Nuestros presidentes siempre están hablando de nuestra imagen en el extranjero. Pues yo tengo una noticia que darles. Nuestra «imagen» es un sustituto de mamá con un delantalito y el biberón del nene en la mano. ¡Un sustituto de mamá, frente a un mundo que se ríe y lo desprecia! ¡Que se dedica a dar el biberón a «niños» voraces que se proclaman dirigentes de algún ignoto estado en algún continente subdesarrollado!

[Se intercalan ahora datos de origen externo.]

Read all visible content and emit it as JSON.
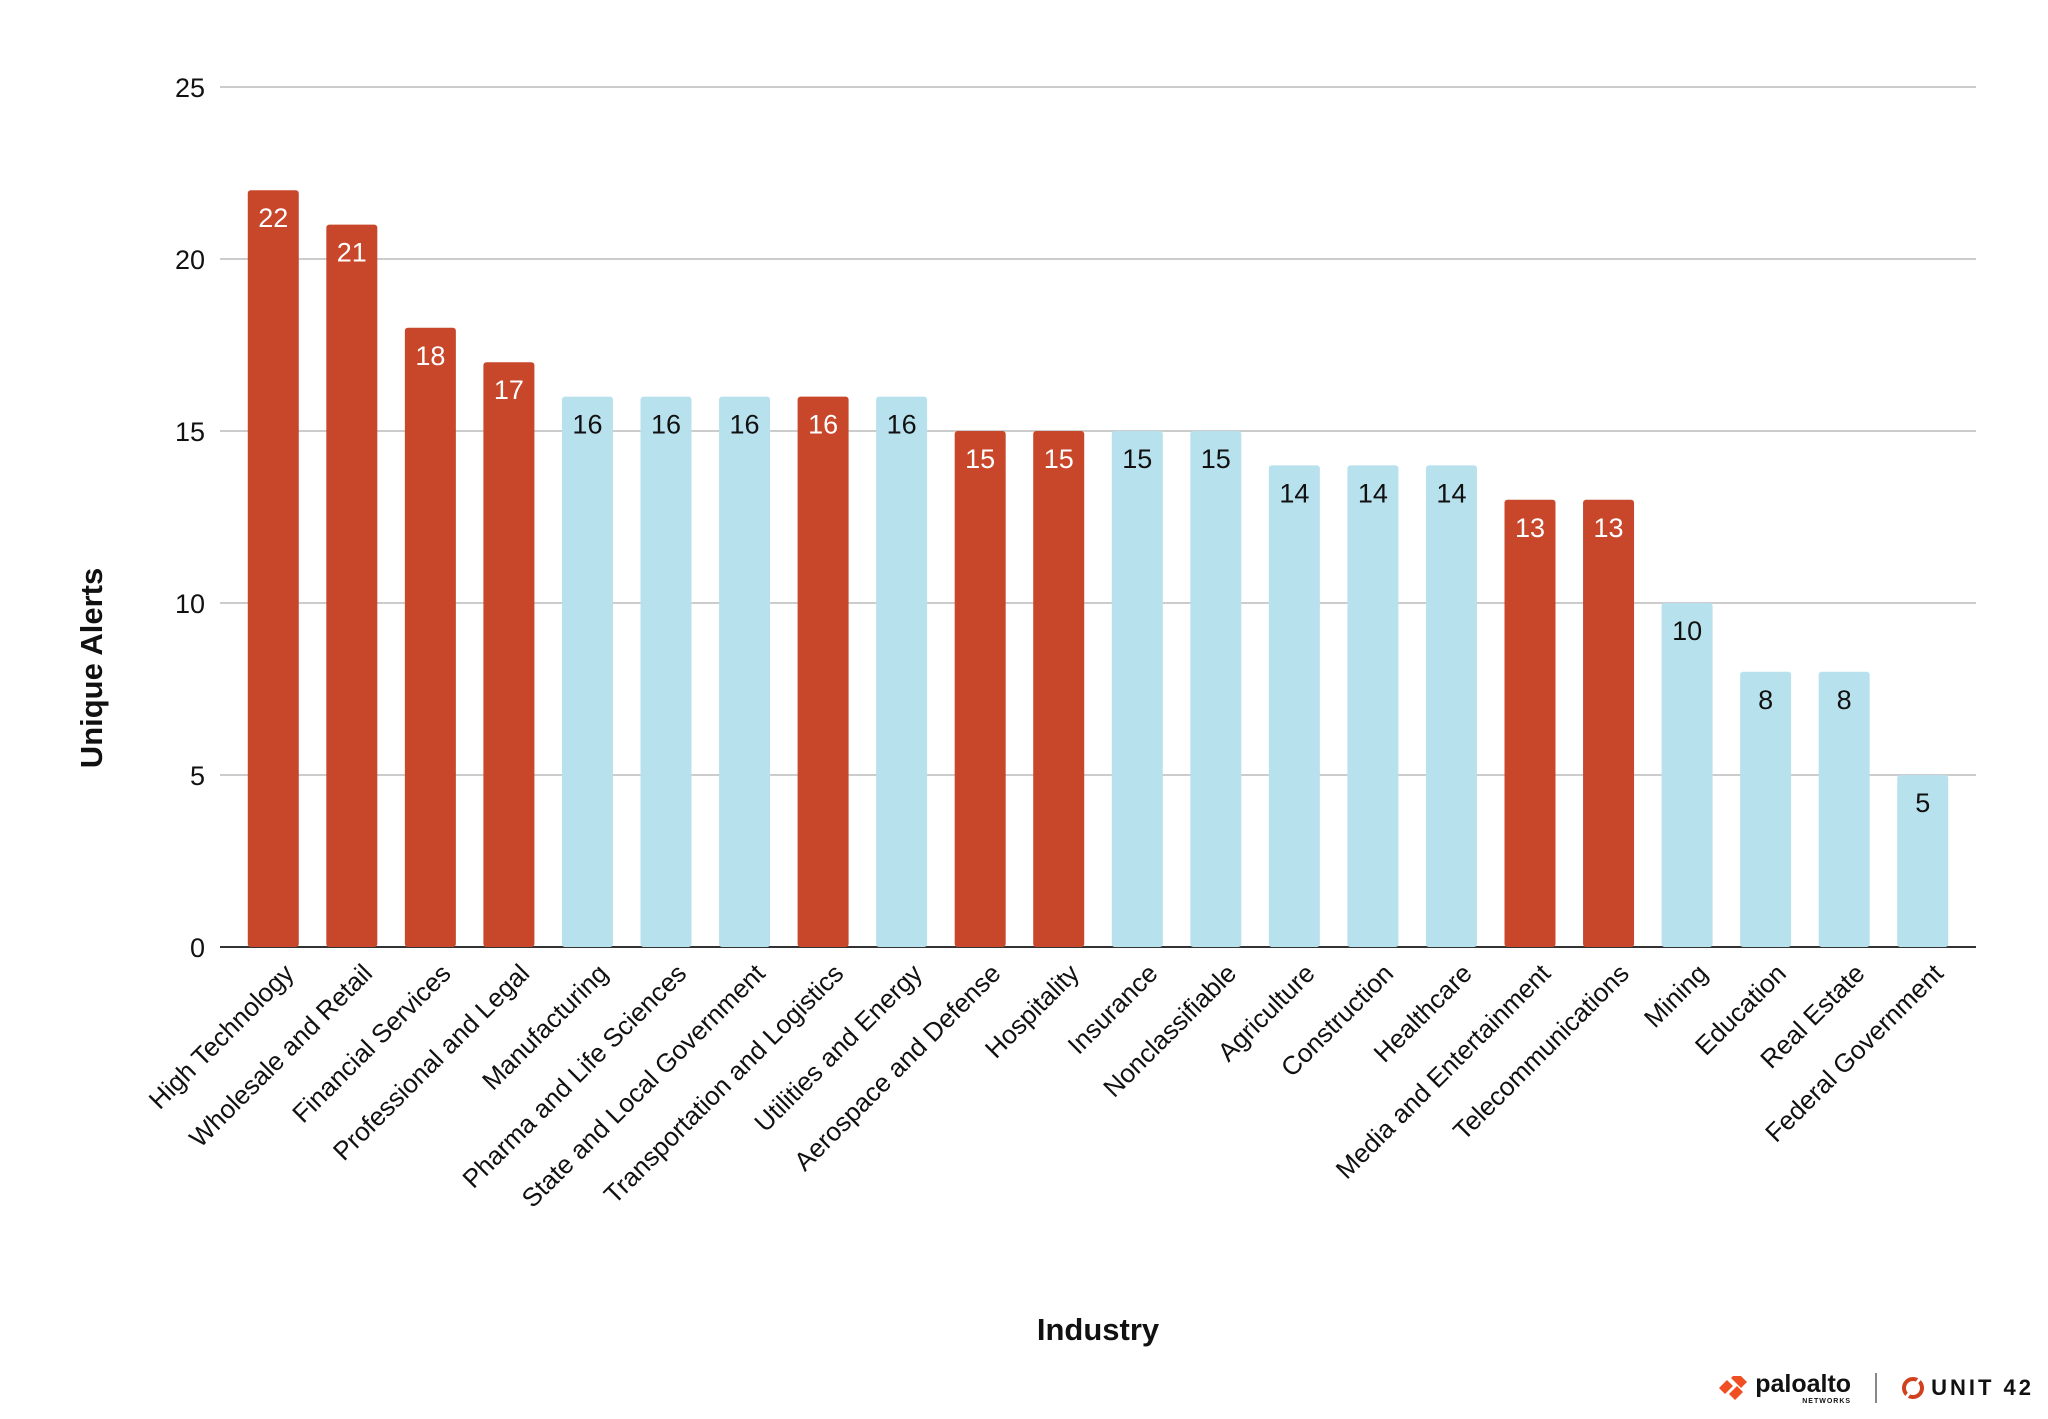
{
  "chart_data": {
    "type": "bar",
    "title": "",
    "xlabel": "Industry",
    "ylabel": "Unique Alerts",
    "ylim": [
      0,
      25
    ],
    "yticks": [
      0,
      5,
      10,
      15,
      20,
      25
    ],
    "grid": true,
    "categories": [
      "High Technology",
      "Wholesale and Retail",
      "Financial Services",
      "Professional and Legal",
      "Manufacturing",
      "Pharma and Life Sciences",
      "State and Local Government",
      "Transportation and Logistics",
      "Utilities and Energy",
      "Aerospace and Defense",
      "Hospitality",
      "Insurance",
      "Nonclassifiable",
      "Agriculture",
      "Construction",
      "Healthcare",
      "Media and Entertainment",
      "Telecommunications",
      "Mining",
      "Education",
      "Real Estate",
      "Federal Government"
    ],
    "values": [
      22,
      21,
      18,
      17,
      16,
      16,
      16,
      16,
      16,
      15,
      15,
      15,
      15,
      14,
      14,
      14,
      13,
      13,
      10,
      8,
      8,
      5
    ],
    "highlighted": [
      true,
      true,
      true,
      true,
      false,
      false,
      false,
      true,
      false,
      true,
      true,
      false,
      false,
      false,
      false,
      false,
      true,
      true,
      false,
      false,
      false,
      false
    ],
    "colors": {
      "highlight": "#C8472A",
      "normal": "#B7E1ED",
      "highlight_label": "#FFFFFF",
      "normal_label": "#111111"
    }
  },
  "branding": {
    "paloalto": "paloalto",
    "paloalto_sub": "NETWORKS",
    "unit42": "UNIT 42"
  }
}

Ésta es nuestra imagen en el extranjero. ¿No la encuentran bonita y agradable? Pues entonces, hagan algo a ese respecto. Empiecen en su propia casa, y luego con su gobierno local. Derriben de su puesto a los que se dedican a castrarlos desde Washington. Arrójenlos de sus escuelas y tribunales. Proclamen al mundo otra vez —y otra, y otra— que ya no van a aguantar más tonterías, y que la bandera ha de ser honrada dondequiera que se halle, en cualquier embajada; que tienen poder y que están dispuestos a utilizarlo en nombre de la libertad y la justicia, sólo ligeramente atemperado por la piedad masculina.
Entonces quizás sean los Estados Unidos honrosamente temidos y respetados, y tal vez llegue la paz a un mundo loco y desorganizado. El centro que «no puede sostenerse» debe esforzarse y hacerse de hierro, invencible, y así se alejará el día de la condenación.